McCutchen, Pirates need help

Outfield prospect Gregory Polanco could be a part of turning Pittsburgh's season around. Kim Klement/USA TODAY Sports

Andrew McCutchen has never drawn more than 89 walks in a season, and right now, he's on track to increase that by a healthy margin. For the first time, opposing pitchers and catchers are making a point of pitching around McCutchen and putting the onus on the hitters who follow.

In the first quarter of the season, it's a strategy that has paid off. Pedro Alvarez has a .200 average, and entering Saturday's action, the Pittsburgh hitters who have filled the cleanup spot ranked 20th among 30 teams in OPS (.693). The batters hitting in Pittsburgh's No. 5 slot ranked 22nd in OPS.

Those numbers must improve. The Pirates, who face the St. Louis Cardinals in their first "Sunday Night Baseball" appearance since 1996 (8 ET on ESPN and WatchESPN), have good starting pitching and a good bullpen. But their start has been sluggish, with their offense ranked in the bottom third in runs, and they cannot count on McCutchen to consistently contribute; as the Pirates have seen early this season, he is getting a small handful of pitches with which he can do damage. He is being treated like their Miguel Cabrera.
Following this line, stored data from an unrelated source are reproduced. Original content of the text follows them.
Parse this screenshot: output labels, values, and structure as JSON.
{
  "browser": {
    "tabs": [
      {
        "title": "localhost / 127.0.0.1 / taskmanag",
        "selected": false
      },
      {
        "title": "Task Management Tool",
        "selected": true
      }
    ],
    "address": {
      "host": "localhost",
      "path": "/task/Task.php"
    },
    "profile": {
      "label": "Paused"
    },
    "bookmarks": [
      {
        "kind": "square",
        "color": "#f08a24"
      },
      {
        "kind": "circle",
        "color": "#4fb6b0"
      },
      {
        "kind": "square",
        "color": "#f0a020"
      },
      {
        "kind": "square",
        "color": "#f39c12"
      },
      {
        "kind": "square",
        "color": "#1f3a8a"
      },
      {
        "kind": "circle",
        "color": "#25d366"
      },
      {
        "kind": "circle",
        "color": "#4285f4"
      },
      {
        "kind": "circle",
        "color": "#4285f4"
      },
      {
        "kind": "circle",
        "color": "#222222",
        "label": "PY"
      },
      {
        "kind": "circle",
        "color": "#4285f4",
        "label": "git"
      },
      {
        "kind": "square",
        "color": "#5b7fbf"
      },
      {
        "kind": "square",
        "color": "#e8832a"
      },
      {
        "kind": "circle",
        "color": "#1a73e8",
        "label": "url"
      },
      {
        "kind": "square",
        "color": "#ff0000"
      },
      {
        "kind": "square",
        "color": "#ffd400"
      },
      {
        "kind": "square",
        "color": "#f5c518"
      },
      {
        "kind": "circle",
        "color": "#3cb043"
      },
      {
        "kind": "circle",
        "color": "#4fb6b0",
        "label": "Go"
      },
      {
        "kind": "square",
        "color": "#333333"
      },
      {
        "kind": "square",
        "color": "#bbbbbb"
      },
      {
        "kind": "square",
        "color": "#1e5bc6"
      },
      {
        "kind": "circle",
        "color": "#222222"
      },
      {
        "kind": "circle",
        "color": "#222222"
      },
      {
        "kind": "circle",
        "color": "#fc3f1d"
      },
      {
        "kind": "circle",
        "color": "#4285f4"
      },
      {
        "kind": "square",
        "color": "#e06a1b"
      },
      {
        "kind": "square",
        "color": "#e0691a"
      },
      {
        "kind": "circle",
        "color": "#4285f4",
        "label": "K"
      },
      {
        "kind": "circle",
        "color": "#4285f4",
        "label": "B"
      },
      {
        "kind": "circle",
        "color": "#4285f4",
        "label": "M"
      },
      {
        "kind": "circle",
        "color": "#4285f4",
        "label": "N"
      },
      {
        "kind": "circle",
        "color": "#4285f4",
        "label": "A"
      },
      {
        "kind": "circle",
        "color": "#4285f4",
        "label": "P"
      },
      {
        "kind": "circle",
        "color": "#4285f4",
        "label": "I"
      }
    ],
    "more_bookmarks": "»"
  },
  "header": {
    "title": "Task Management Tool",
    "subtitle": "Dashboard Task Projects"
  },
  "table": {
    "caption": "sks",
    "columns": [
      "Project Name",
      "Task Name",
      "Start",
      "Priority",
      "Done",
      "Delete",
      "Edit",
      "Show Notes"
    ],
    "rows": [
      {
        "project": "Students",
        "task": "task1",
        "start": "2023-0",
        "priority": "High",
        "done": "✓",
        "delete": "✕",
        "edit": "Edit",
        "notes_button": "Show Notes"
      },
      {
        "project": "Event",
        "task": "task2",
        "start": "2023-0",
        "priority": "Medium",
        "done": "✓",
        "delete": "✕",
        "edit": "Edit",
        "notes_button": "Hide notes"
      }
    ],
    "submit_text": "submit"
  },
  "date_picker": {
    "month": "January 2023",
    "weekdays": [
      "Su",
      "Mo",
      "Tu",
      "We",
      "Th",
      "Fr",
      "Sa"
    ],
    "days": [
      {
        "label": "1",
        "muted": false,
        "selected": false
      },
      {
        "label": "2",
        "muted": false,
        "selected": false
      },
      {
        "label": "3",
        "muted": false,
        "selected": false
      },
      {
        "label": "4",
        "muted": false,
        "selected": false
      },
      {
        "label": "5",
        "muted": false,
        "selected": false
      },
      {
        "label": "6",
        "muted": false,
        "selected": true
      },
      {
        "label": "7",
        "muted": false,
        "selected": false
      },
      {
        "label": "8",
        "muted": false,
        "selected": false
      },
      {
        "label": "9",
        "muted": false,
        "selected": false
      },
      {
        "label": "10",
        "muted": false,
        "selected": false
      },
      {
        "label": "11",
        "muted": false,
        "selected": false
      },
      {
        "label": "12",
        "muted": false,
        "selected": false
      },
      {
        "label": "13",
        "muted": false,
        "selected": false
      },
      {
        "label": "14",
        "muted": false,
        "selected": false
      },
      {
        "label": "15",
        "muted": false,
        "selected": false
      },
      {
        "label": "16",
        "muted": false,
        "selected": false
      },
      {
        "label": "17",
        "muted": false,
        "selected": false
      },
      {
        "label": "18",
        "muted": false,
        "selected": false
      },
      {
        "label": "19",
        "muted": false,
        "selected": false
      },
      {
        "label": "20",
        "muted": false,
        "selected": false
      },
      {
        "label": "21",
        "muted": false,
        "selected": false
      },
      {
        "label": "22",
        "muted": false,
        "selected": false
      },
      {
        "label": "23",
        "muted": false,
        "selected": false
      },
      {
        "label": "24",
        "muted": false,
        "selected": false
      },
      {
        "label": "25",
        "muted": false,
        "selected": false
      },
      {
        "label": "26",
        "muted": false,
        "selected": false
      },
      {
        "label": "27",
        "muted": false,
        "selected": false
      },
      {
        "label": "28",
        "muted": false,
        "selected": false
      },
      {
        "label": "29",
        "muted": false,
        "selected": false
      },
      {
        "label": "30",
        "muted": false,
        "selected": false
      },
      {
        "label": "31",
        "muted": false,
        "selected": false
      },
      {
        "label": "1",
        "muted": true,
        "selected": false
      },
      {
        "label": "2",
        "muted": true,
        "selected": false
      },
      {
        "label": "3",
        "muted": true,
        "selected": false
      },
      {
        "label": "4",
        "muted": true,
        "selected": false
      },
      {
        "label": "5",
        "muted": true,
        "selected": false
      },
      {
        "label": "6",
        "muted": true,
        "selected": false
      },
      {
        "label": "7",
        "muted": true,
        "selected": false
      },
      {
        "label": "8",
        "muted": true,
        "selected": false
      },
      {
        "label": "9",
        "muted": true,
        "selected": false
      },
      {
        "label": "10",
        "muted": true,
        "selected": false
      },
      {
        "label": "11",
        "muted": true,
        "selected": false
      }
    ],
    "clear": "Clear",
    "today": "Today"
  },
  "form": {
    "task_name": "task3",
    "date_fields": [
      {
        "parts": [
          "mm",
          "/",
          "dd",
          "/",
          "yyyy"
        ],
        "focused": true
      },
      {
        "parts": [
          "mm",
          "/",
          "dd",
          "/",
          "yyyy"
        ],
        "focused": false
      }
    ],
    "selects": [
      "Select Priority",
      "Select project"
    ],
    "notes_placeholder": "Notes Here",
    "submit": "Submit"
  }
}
Maybe Alvarez will be the hitter who will do more; maybe it will be Ike Davis, who has been productive in his first weeks with the Pirates, posting a .359 on-base percentage, although with a mere five extra-base hits in 59 at-bats. When Davis first joined the Pirates, they let him get settled in. Now, there is more work being done with him to get him back to what he did before he got hurt in the second half of last season, when he was able to keep his weight back more consistently.

Maybe Starling Marte -- who has been hitting in the No. 5 spot lately -- will be a help, now that he has worked through some early-season struggles at the plate. Maybe Gregory Polanco will help after he arrives, whenever that is. The Pirates probably want to be sure that Polanco is fully prepared to help when he arrives, to reduce the time required for his initial growing pains, just as the Tampa Bay Rays do with their prospects.

The good thing for the Pirates is that just about every NL Central team is grinding through issues early in the year.